Top Impacts of the US Government Shutdown — The partial government shutdown is taking its toll on federal employees who have been temporarily laid off or forced to work without pay as well as for Canadians engaged in trade with their southern neighbor.
More than 800,000 federal workers have been furloughed – or temporarily laid off or work without pay – since the shutdown began. The prolonged dispute is primarily focused on the president’s demand for billions of dollars to fund his controversial election promise of building a wall along the U.S. border with Mexico.
A shutdown complicates work for agencies like the IRS ahead of tax season, as well as Customs and the Border Patrol amid trade and immigration issues. The following are the impacts of the US Government Shutdown:
The partial shutdown has impacted a number of U.S. government departments including Homeland Security, Justice, Housing, Agriculture, Commerce, and the Treasury. The U.S. National Park Service has suspended all activities – except for those that are essential to responding to emergencies – for the duration of the shutdown. That means that services such as open public washrooms, garbage collection, road maintenance, and information centers have ceased.
Limited IRS availability
The IRS will not be available to answer taxpayer questions about their tax liabilities. That includes small businesses. Moreover, the IRS will not issue refunds, process 1040X amended returns or conduct audits. Operations that will continue during a shutdown include criminal law enforcement actions, processing electronic returns up to the point of refund and processing paper returns by “batching.” However, don’t expect any clarification on your tax questions or to receive your refund until the government shutdown ends.
Of the 800,000 federal employees furloughed or working without pay, thousands are researchers. These include agency scientists at the Agriculture Department, the National Institute of Standards and Technology, the National Oceanic and Atmospheric Administration (NOAA), the National Science Foundation and the U.S. Geological Survey
Scientists, too, have felt the effects of the partial shutdown. In numerous tweets, researchers employed by the federal government have complained about how they have been barred from labs and grant funding for their projects could be jeopardized if timelines are delayed.
Many attorneys and judges at the Department of Justice are not working and cases are waiting. Justice Department employees involved in criminal investigations and prosecution are among those working without a paycheck.

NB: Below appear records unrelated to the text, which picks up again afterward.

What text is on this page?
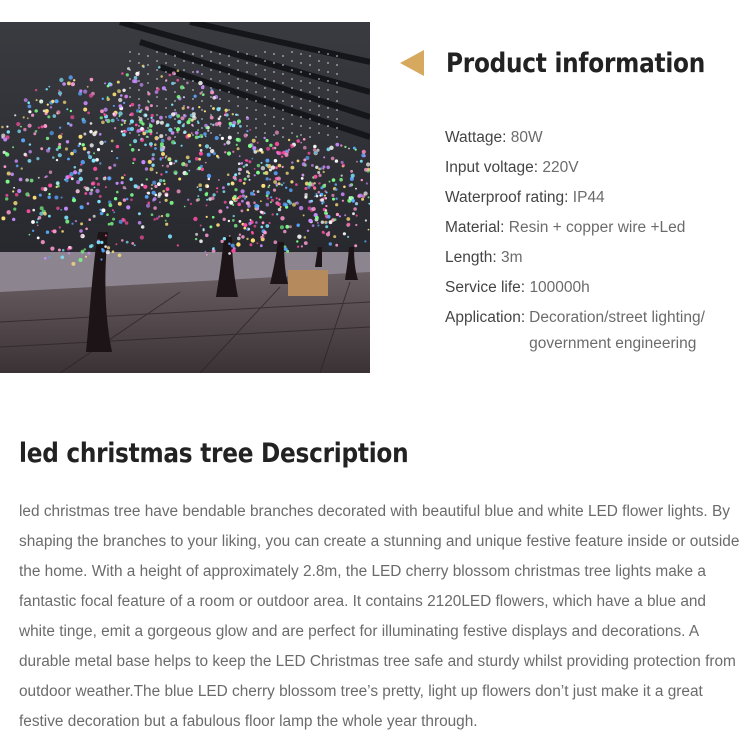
Product information
Wattage: 80W
Input voltage: 220V
Waterproof rating: IP44
Material: Resin + copper wire +Led
Length: 3m
Service life: 100000h
Application: Decoration/street lighting/ government engineering
led christmas tree Description
led christmas tree have bendable branches decorated with beautiful blue and white LED flower lights. By shaping the branches to your liking, you can create a stunning and unique festive feature inside or outside the home. With a height of approximately 2.8m, the LED cherry blossom christmas tree lights make a fantastic focal feature of a room or outdoor area. It contains 2120LED flowers, which have a blue and white tinge, emit a gorgeous glow and are perfect for illuminating festive displays and decorations. A durable metal base helps to keep the LED Christmas tree safe and sturdy whilst providing protection from outdoor weather.The blue LED cherry blossom tree’s pretty, light up flowers don’t just make it a great festive decoration but a fabulous floor lamp the whole year through.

The shutdown delays almost all federal civil cases, including discrimination cases, whistleblower cases, disciplinary cases, and retaliation actions were taken against federal employees. It further backlogs thousands of immigration court cases.

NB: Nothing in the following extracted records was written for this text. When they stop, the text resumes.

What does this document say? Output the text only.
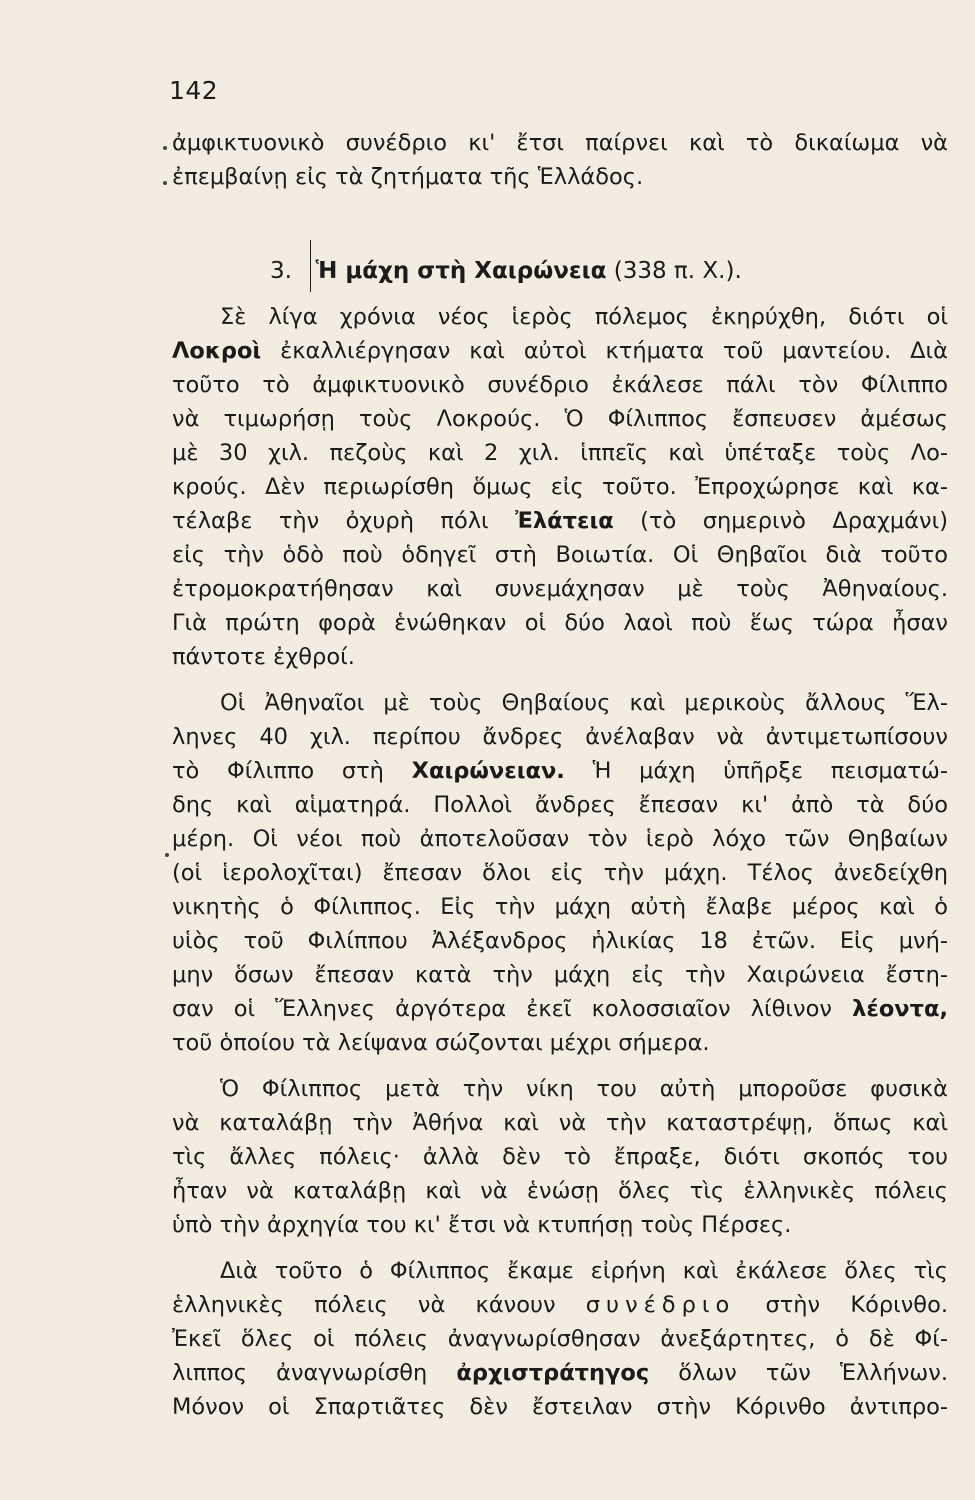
142
ἀμφικτυονικὸ συνέδριο κι' ἔτσι παίρνει καὶ τὸ δικαίωμα νὰ
ἐπεμβαίνῃ εἰς τὰ ζητήματα τῆς Ἑλλάδος.
3. Ἡ μάχη στὴ Χαιρώνεια (338 π. Χ.).
Σὲ λίγα χρόνια νέος ἱερὸς πόλεμος ἐκηρύχθη, διότι οἱ
Λοκροὶ ἐκαλλιέργησαν καὶ αὐτοὶ κτήματα τοῦ μαντείου. Διὰ
τοῦτο τὸ ἀμφικτυονικὸ συνέδριο ἐκάλεσε πάλι τὸν Φίλιππο
νὰ τιμωρήσῃ τοὺς Λοκρούς. Ὁ Φίλιππος ἔσπευσεν ἀμέσως
μὲ 30 χιλ. πεζοὺς καὶ 2 χιλ. ἱππεῖς καὶ ὑπέταξε τοὺς Λο-
κρούς. Δὲν περιωρίσθη ὅμως εἰς τοῦτο. Ἐπροχώρησε καὶ κα-
τέλαβε τὴν ὀχυρὴ πόλι Ἐλάτεια (τὸ σημερινὸ Δραχμάνι)
εἰς τὴν ὁδὸ ποὺ ὁδηγεῖ στὴ Βοιωτία. Οἱ Θηβαῖοι διὰ τοῦτο
ἐτρομοκρατήθησαν καὶ συνεμάχησαν μὲ τοὺς Ἀθηναίους.
Γιὰ πρώτη φορὰ ἑνώθηκαν οἱ δύο λαοὶ ποὺ ἕως τώρα ἦσαν
πάντοτε ἐχθροί.
Οἱ Ἀθηναῖοι μὲ τοὺς Θηβαίους καὶ μερικοὺς ἄλλους Ἕλ-
ληνες 40 χιλ. περίπου ἄνδρες ἀνέλαβαν νὰ ἀντιμετωπίσουν
τὸ Φίλιππο στὴ Χαιρώνειαν. Ἡ μάχη ὑπῆρξε πεισματώ-
δης καὶ αἱματηρά. Πολλοὶ ἄνδρες ἔπεσαν κι' ἀπὸ τὰ δύο
μέρη. Οἱ νέοι ποὺ ἀποτελοῦσαν τὸν ἱερὸ λόχο τῶν Θηβαίων
(οἱ ἱερολοχῖται) ἔπεσαν ὅλοι εἰς τὴν μάχη. Τέλος ἀνεδείχθη
νικητὴς ὁ Φίλιππος. Εἰς τὴν μάχη αὐτὴ ἔλαβε μέρος καὶ ὁ
υἱὸς τοῦ Φιλίππου Ἀλέξανδρος ἡλικίας 18 ἐτῶν. Εἰς μνή-
μην ὅσων ἔπεσαν κατὰ τὴν μάχη εἰς τὴν Χαιρώνεια ἔστη-
σαν οἱ Ἕλληνες ἀργότερα ἐκεῖ κολοσσιαῖον λίθινον λέοντα,
τοῦ ὁποίου τὰ λείψανα σώζονται μέχρι σήμερα.
Ὁ Φίλιππος μετὰ τὴν νίκη του αὐτὴ μποροῦσε φυσικὰ
νὰ καταλάβῃ τὴν Ἀθήνα καὶ νὰ τὴν καταστρέψῃ, ὅπως καὶ
τὶς ἄλλες πόλεις· ἀλλὰ δὲν τὸ ἔπραξε, διότι σκοπός του
ἦταν νὰ καταλάβῃ καὶ νὰ ἑνώσῃ ὅλες τὶς ἑλληνικὲς πόλεις
ὑπὸ τὴν ἀρχηγία του κι' ἔτσι νὰ κτυπήσῃ τοὺς Πέρσες.
Διὰ τοῦτο ὁ Φίλιππος ἔκαμε εἰρήνη καὶ ἐκάλεσε ὅλες τὶς
ἑλληνικὲς πόλεις νὰ κάνουν συνέδριο στὴν Κόρινθο.
Ἐκεῖ ὅλες οἱ πόλεις ἀναγνωρίσθησαν ἀνεξάρτητες, ὁ δὲ Φί-
λιππος ἀναγνωρίσθη ἀρχιστράτηγος ὅλων τῶν Ἑλλήνων.
Μόνον οἱ Σπαρτιᾶτες δὲν ἔστειλαν στὴν Κόρινθο ἀντιπρο-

Economy and Small Business
JPMorgan estimates the U.S. economy is losing more than $1.5 billion a week because of the shutdown, a fraction of the $20 trillion economy. Fitch Ratings warned that an extended shutdown might damage the country’s Triple-A credit rating and the Small Business Administration stopped processing new loans
Any small business owner hoping to get approved for a loan from the U.S. Small Business Administration (SBA) will have to wait. Processing for most SBA lending programs will be on hold when the agency’s employees are on furlough.
Tourism and other Businesses
It’s a slower month for tourism, but the partial shutdown has deepened the lull, with Smithsonian institutions closed. Business owners, taxi drivers and others who rely on foot traffic have watched revenue slump as parts of the government ground to a halt. Non-Smithsonian museums are reporting an increase in visitors.
Employers looking to hire new employees during the shutdown could run into problems. One of the casualties of the shutdown is access to the federal E-verify, an internet-based system that allows businesses to determine the eligibility of their employees to work in the United States. The issue is having serious implications in states that are required to verify employees’ legal status via the program before they are hired.